The teacher kept walking at the head of the line of children until he disappeared into the depths of the Umschlagplatz.  

         

Translation copyright © Maurice Wolfthal 2024. Copyright © David Markish.

This translated excerpt from Trot fun doyres [The March of Generations] was made from the text published by Sovetski Pisatel (Moscow:1966), which is digitized on the website of the Steven Spielberg Yiddish Library of the National Yiddish Book Center, pages 284-291. 

Peretz Markish (the author) (1895 – 1952) was a prodigious Soviet Jewish writer of poems, plays, essays, and novels. Many of his works were propagandistic, but others dealt with Jewish themes. In the late 1940s when Stalin was targeting the Jewish Anti-Fascist Committee, Markish wrote Der trot fun doyres [The March of Generations], a WWII saga with the Warsaw Ghetto Uprising at its center. Stalin refused to allow it to be published. When Stalin ordered the murder of Shloyme Mikhoels, the director of the Moscow State Jewish Theater, and said it was an accident, Markish read the poem, “S. Mikhoels—An Eternal Flame by His Coffin,” at Mikhoels’ memorial service, in which he revealed the truth. Markish was imprisoned in January 1949, tortured, and executed with twelve others in Lubyanka Prison in 1952. He never saw his book in print. 
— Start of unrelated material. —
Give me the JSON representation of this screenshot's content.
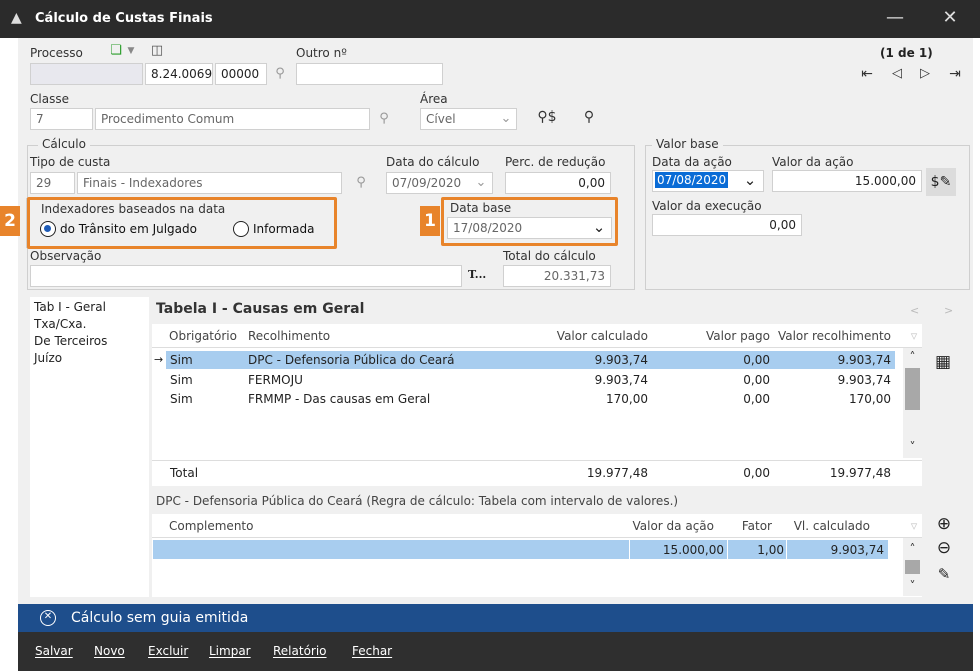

Maurice Wolfthal (the translator) was born in Paris to parents from Buczacz, Poland, who had survived the war in the Soviet Union. He was a public school teacher in the Bronx and Arizona and is a member of the Houston Yiddish Vinkl. He has translated short Yiddish texts for the website Ingeveb and four published books: Nokhem Shtif’s The Pogroms in Ukraine 1918-1919, Yitzhak Erlichson’s My Four Years in Soviet Russia, Bernard Weinstein’s The Jewish Unions in America, and Mendl Mann’s The Fall of Berlin.